Not enough homes being built for older people – new research

Not enough homes being built for older people – new research

The number of people aged 85 and over will more than double in the UK over the next 25 years. With an ageing population will come additional pressures on services and resources – and one area of specific concern is housing.

Inappropriately designed and located housing can cause discomfort and suffering for older people, increasing the chance of accidents and falls in the home, fuel poverty and exposure to the cold – as well as increased isolation and loneliness.

Recent research suggests the cost to the NHS from older people being poorly housed is over £600m a year. While some of the issues may be remedied with home improvements and adaptations, there is a need for more specialist accommodation for older people.

Our recent research, funded by the NHS and conducted in partnership with local authorities in Cambridgeshire, has focused on this very issue. We have found that if current trends continue, there will be stark shortages in specialist housing for older people across England by 2035. Specifically, our findings reveal that more than 750,000 additional specialist homes will be required by this date, in England alone, to deal with the shortfall.

Not enough homes

As people get older they have a number of housing choices. They can stay living in their home – and potentially receive care and support if required – or they can enter specialist housing. This includes sheltered housing, often comprised of self-contained flats or bungalows reserved for people over the age of 55 or 60, with some shared facilities and on-site support. It also includes age exclusive housing, similarly reserved for older people, but without support.

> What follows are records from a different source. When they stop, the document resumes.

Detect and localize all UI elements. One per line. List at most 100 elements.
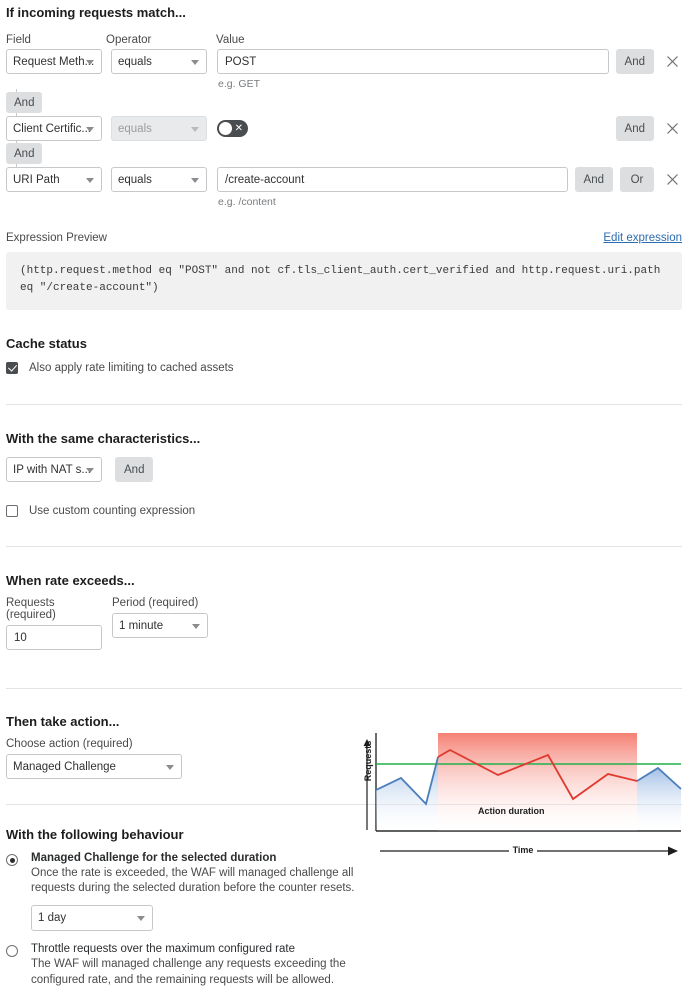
toggle-off-icon: ✕ bbox=[234, 123, 243, 134]
value-cell-3: /create-account e.g. /content bbox=[217, 167, 568, 208]
toggle-knob bbox=[219, 122, 232, 135]
characteristics-and-button[interactable]: And bbox=[115, 457, 154, 483]
duration-select-value: 1 day bbox=[38, 912, 67, 925]
column-header-value: Value bbox=[216, 34, 245, 46]
duration-select[interactable]: 1 day bbox=[31, 905, 153, 932]
and-connector-1: And bbox=[6, 89, 682, 117]
chevron-down-icon bbox=[86, 467, 94, 473]
characteristic-select-value: IP with NAT s... bbox=[13, 463, 91, 476]
and-connector-button-1[interactable]: And bbox=[6, 92, 43, 113]
and-button-1[interactable]: And bbox=[615, 49, 654, 74]
column-header-field: Field bbox=[6, 34, 31, 46]
operator-select-1-value: equals bbox=[118, 55, 152, 68]
rate-section-title: When rate exceeds... bbox=[6, 573, 135, 589]
throttle-description: The WAF will managed challenge any reque… bbox=[31, 958, 346, 986]
requests-line-after bbox=[636, 766, 682, 790]
or-button-3[interactable]: Or bbox=[620, 167, 654, 192]
cert-verified-toggle[interactable]: ✕ bbox=[217, 120, 248, 137]
managed-challenge-title: Managed Challenge for the selected durat… bbox=[31, 852, 277, 865]
expression-preview-label: Expression Preview bbox=[6, 232, 107, 244]
requests-input[interactable]: 10 bbox=[6, 625, 102, 651]
throttle-radio[interactable] bbox=[6, 945, 18, 958]
rate-fields: Requests (required) 10 Period (required)… bbox=[6, 597, 682, 651]
cache-assets-checkbox-label: Also apply rate limiting to cached asset… bbox=[29, 362, 234, 375]
managed-challenge-description: Once the rate is exceeded, the WAF will … bbox=[31, 867, 355, 895]
chevron-down-icon bbox=[192, 623, 200, 629]
field-select-3[interactable]: URI Path bbox=[6, 167, 102, 192]
and-connector-button-2[interactable]: And bbox=[6, 143, 43, 164]
period-select-value: 1 minute bbox=[119, 619, 164, 632]
period-field-group: Period (required) 1 minute bbox=[112, 597, 208, 650]
field-select-2[interactable]: Client Certific... bbox=[6, 116, 102, 141]
y-axis-arrow bbox=[363, 739, 371, 830]
rule-column-headers: Field Operator Value bbox=[6, 20, 682, 49]
chart-svg bbox=[363, 733, 682, 856]
behaviour-illustration-chart: Requests Time Action duration bbox=[358, 728, 688, 868]
field-select-2-value: Client Certific... bbox=[13, 122, 91, 135]
requests-area-after bbox=[637, 768, 681, 830]
value-hint-1: e.g. GET bbox=[218, 78, 261, 90]
requests-line-before bbox=[375, 756, 439, 806]
behaviour-section-title: With the following behaviour bbox=[6, 827, 184, 843]
throttle-body: Throttle requests over the maximum confi… bbox=[31, 943, 361, 987]
field-select-1[interactable]: Request Meth... bbox=[6, 49, 102, 74]
cache-assets-checkbox[interactable] bbox=[6, 362, 18, 375]
value-input-3[interactable]: /create-account bbox=[217, 167, 568, 192]
custom-counting-checkbox[interactable] bbox=[6, 505, 18, 518]
choose-action-select-value: Managed Challenge bbox=[13, 760, 116, 773]
and-button-2[interactable]: And bbox=[615, 116, 654, 141]
chevron-down-icon bbox=[137, 916, 145, 922]
section-divider-2 bbox=[6, 546, 682, 548]
choose-action-select[interactable]: Managed Challenge bbox=[6, 754, 182, 780]
remove-rule-1-icon[interactable] bbox=[662, 49, 682, 74]
period-select[interactable]: 1 minute bbox=[112, 613, 208, 639]
custom-counting-checkbox-row[interactable]: Use custom counting expression bbox=[6, 505, 682, 518]
chevron-down-icon bbox=[191, 126, 199, 132]
value-select-1[interactable]: POST bbox=[217, 49, 609, 74]
column-header-operator: Operator bbox=[106, 34, 152, 46]
characteristic-select[interactable]: IP with NAT s... bbox=[6, 457, 102, 483]
characteristics-row: IP with NAT s... And bbox=[6, 457, 682, 483]
requests-field-group: Requests (required) 10 bbox=[6, 597, 102, 651]
match-section-title: If incoming requests match... bbox=[6, 5, 186, 20]
operator-select-3[interactable]: equals bbox=[111, 167, 207, 192]
managed-challenge-body: Managed Challenge for the selected durat… bbox=[31, 852, 361, 932]
chevron-down-icon bbox=[191, 177, 199, 183]
cache-status-checkbox-row[interactable]: Also apply rate limiting to cached asset… bbox=[6, 362, 682, 375]
expression-preview-text: (http.request.method eq "POST" and not c… bbox=[6, 252, 682, 311]
operator-select-2: equals bbox=[111, 116, 207, 141]
requests-area-before bbox=[376, 757, 438, 830]
action-field-group: Choose action (required) Managed Challen… bbox=[6, 738, 682, 780]
chevron-down-icon bbox=[86, 177, 94, 183]
choose-action-label: Choose action (required) bbox=[6, 738, 133, 751]
remove-rule-2-icon[interactable] bbox=[662, 116, 682, 141]
expression-preview-header: Expression Preview Edit expression bbox=[6, 232, 682, 244]
rule-row-2: Client Certific... equals ✕ And bbox=[6, 116, 682, 141]
remove-rule-3-icon[interactable] bbox=[662, 167, 682, 192]
managed-challenge-radio[interactable] bbox=[6, 854, 18, 867]
period-label: Period (required) bbox=[112, 597, 199, 610]
action-duration-band bbox=[438, 733, 637, 831]
throttle-title: Throttle requests over the maximum confi… bbox=[31, 943, 295, 956]
requests-input-value: 10 bbox=[14, 631, 27, 644]
operator-select-1[interactable]: equals bbox=[111, 49, 207, 74]
and-connector-2: And bbox=[6, 140, 682, 168]
section-divider-4 bbox=[6, 804, 682, 806]
section-divider-3 bbox=[6, 688, 682, 690]
chart-action-duration-annotation: Action duration bbox=[478, 806, 545, 816]
requests-label: Requests (required) bbox=[6, 597, 56, 622]
field-select-3-value: URI Path bbox=[13, 173, 60, 186]
behaviour-option-throttle[interactable]: Throttle requests over the maximum confi… bbox=[6, 943, 682, 987]
characteristics-title: With the same characteristics... bbox=[6, 431, 201, 447]
and-button-3[interactable]: And bbox=[574, 167, 613, 192]
value-cell-2: ✕ bbox=[217, 116, 609, 140]
chevron-down-icon bbox=[191, 59, 199, 65]
section-divider-1 bbox=[6, 404, 682, 406]
chevron-down-icon bbox=[86, 59, 94, 65]
edit-expression-link[interactable]: Edit expression bbox=[603, 232, 682, 244]
custom-counting-checkbox-label: Use custom counting expression bbox=[29, 505, 196, 518]
value-hint-3: e.g. /content bbox=[218, 196, 276, 208]
cache-status-title: Cache status bbox=[6, 336, 87, 352]
operator-select-2-value: equals bbox=[118, 122, 152, 135]
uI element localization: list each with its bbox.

Research shows eight million people over the age of 60 are interested in downsizing if the right home was to be available. Shutterstock

Specialist housing also includes Extra Care accommodation designed to meet the needs of frailer older people – with varying levels of care and support available on site. Extra Care housing gives people “their own front door” with options in some schemes to purchase properties.

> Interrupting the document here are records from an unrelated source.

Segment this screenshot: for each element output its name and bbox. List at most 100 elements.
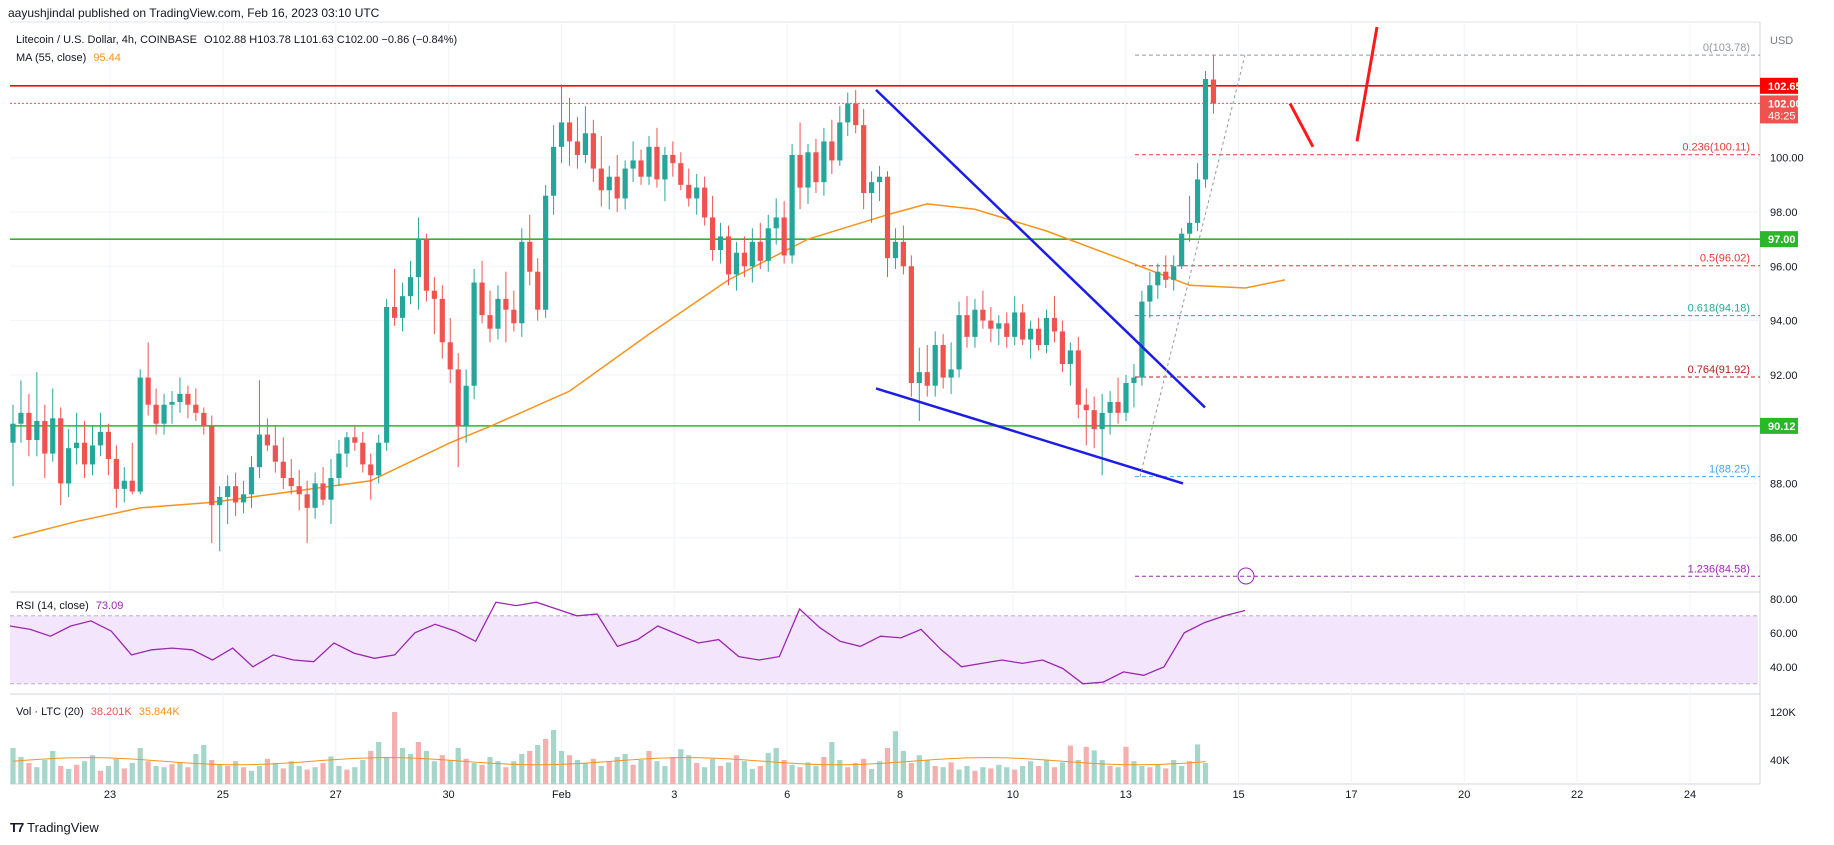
volume-bar [1020, 766, 1026, 784]
candle-body [566, 122, 573, 142]
volume-bar [781, 760, 787, 784]
candle-body [797, 155, 803, 188]
volume-axis-label: 120K [1770, 707, 1796, 719]
symbol-legend[interactable]: Litecoin / U.S. Dollar, 4h, COINBASE O10… [16, 34, 457, 46]
volume-bar [81, 761, 88, 784]
candle-body [1139, 301, 1145, 378]
volume-bar [352, 767, 358, 784]
volume-bar [710, 758, 716, 784]
candle-body [702, 187, 708, 218]
ohlc-values: O102.88 H103.78 L101.63 C102.00 −0.86 (−… [204, 34, 458, 46]
volume-legend[interactable]: Vol · LTC (20) 38.201K 35.844K [16, 706, 180, 718]
volume-bar [551, 730, 557, 784]
candle-body [670, 155, 676, 164]
volume-bar [431, 761, 437, 784]
candle-body [1187, 222, 1193, 234]
volume-bar [66, 769, 72, 784]
volume-bar [304, 769, 310, 784]
volume-bar [487, 757, 493, 784]
candle-body [916, 372, 922, 383]
candle-body [1028, 328, 1034, 340]
trendline-lower [875, 387, 1184, 485]
tradingview-brand[interactable]: T7 TradingView [10, 820, 99, 835]
candle-body [336, 453, 342, 478]
candle-body [590, 133, 596, 169]
volume-bar [813, 766, 819, 784]
candle-body [10, 423, 16, 443]
candle-body [423, 239, 429, 291]
volume-bar [1194, 744, 1201, 784]
candle-body [495, 298, 501, 329]
candle-body [463, 385, 469, 427]
candle-body [996, 323, 1002, 329]
volume-bar [972, 770, 978, 784]
volume-bar [344, 769, 350, 784]
volume-bar [694, 763, 700, 784]
volume-bar [145, 761, 151, 784]
volume-bar [1012, 769, 1018, 784]
projection-arrow [1288, 102, 1315, 148]
volume-bar [662, 766, 668, 784]
volume-bar [193, 754, 199, 784]
volume-bar [511, 761, 517, 784]
tradingview-logo-icon: T7 [10, 820, 24, 835]
candle-body [384, 307, 390, 443]
candle-body [861, 125, 867, 193]
volume-bar [1187, 761, 1193, 784]
candle-body [1115, 402, 1121, 413]
candle-body [654, 146, 660, 180]
candle-body [66, 448, 72, 484]
candle-body [137, 377, 143, 492]
volume-bar [566, 755, 573, 784]
candle-body [487, 315, 493, 329]
brand-label: TradingView [27, 820, 99, 835]
time-axis-label: 22 [1571, 789, 1583, 801]
volume-bar [1004, 767, 1010, 784]
candle-body [217, 497, 223, 506]
candle-body [58, 418, 64, 484]
volume-bar [861, 758, 867, 784]
time-axis-label: 24 [1684, 789, 1696, 801]
volume-bar [1035, 766, 1042, 784]
candle-body [1107, 402, 1113, 413]
volume-bar [18, 757, 24, 784]
candle-body [1147, 285, 1153, 302]
time-axis-label: 23 [104, 789, 116, 801]
volume-bar [678, 749, 684, 784]
volume-bar [924, 760, 930, 784]
candle-body [678, 163, 684, 185]
volume-bar [558, 751, 565, 784]
price-axis-badge-label: 102.00 [1768, 98, 1802, 110]
publisher-line: aayushjindal published on TradingView.co… [8, 6, 380, 20]
volume-bar [336, 766, 342, 784]
candle-body [272, 445, 278, 462]
price-axis-badge [1760, 417, 1798, 434]
candle-body [129, 480, 135, 492]
candle-body [113, 459, 119, 489]
price-axis-badge-label: 90.12 [1768, 421, 1796, 433]
candle-body [733, 252, 740, 275]
candle-body [177, 393, 183, 402]
volume-bar [1051, 767, 1058, 784]
candle-body [296, 486, 302, 495]
volume-bar [940, 767, 946, 784]
volume-bar [201, 745, 207, 784]
candle-body [948, 369, 954, 378]
candle-body [415, 239, 422, 278]
fibonacci-level-label: 1.236(84.58) [1688, 563, 1750, 575]
rsi-band [10, 615, 1758, 684]
chart-svg[interactable]: 23 25 27 30 Feb 3 6 8 10 13 15 17 20 22 24 86.00 88.00 90… [0, 0, 1834, 820]
volume-bar [439, 755, 445, 784]
rsi-legend[interactable]: RSI (14, close) 73.09 [16, 600, 123, 612]
currency-label: USD [1770, 35, 1793, 47]
candle-body [884, 176, 891, 259]
candle-body [1059, 331, 1065, 364]
time-axis-label: 25 [217, 789, 229, 801]
volume-axis-label: 40K [1770, 755, 1790, 767]
ma-legend[interactable]: MA (55, close) 95.44 [16, 52, 121, 64]
volume-bar [1202, 763, 1209, 784]
volume-label: Vol · LTC (20) [16, 706, 84, 718]
volume-bar [256, 766, 263, 784]
candle-body [431, 290, 437, 299]
price-axis-badge [1760, 77, 1798, 94]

Our research estimates that with an ageing population, there will be significant shortfalls in these types of specialist housing. We predict that nearly 90% of local authorities are likely to require at least 1,000 additional specialist dwellings between now and 2035.

Supply and demand

We also found that the greatest shortages in specialist housing are in more deprived areas of the country. This suggests that where housing markets are weakest, problems in supply are likely to be the most acute. Notable hot spots of under supply are found in Yorkshire and the Humber and the Northwest of England.

Current over and under supply of specialist housing units in local authorities in England. EAC and Sheffield Hallam University, Author provided

This pattern represents housing market failure caused by the reluctance of private developers of older people’s housing to enter these markets – because their schemes are not deemed financially viable. This has led to a reliance on public bodies, housing associations and other providers to meet these shortages, and to ensure there are affordable options for older people at a local level.

To help local authorities and housing providers understand the requirements in their areas, we have developed a tool which can help them plan future housing provision. Using population projections and a wealth of other data, it recommends how many specialist housing and care beds are required in their area.

Understanding future needs

The findings from this research are sobering. Not only do many areas need significantly more specialist homes for older people, but we need to create accommodation suitable for an ageing population which may be suffering from more acute and multiple health conditions.

Extra Care housing is one solution and we recommend that 61% of local authorities will need upwards of 200 additional Extra Care homes by 2035. This will demand major changes to the way housing providers and local authorities plan and finance this form of provision.

What all this shows is that unless there is a radical change, shortfalls in supply will prevail and likely worsen. This means that more and more people will have to remain in housing unsuitable for their needs, with increased risks to their health and well-being. So much more can be done, it merely requires concerted investment and improved planning.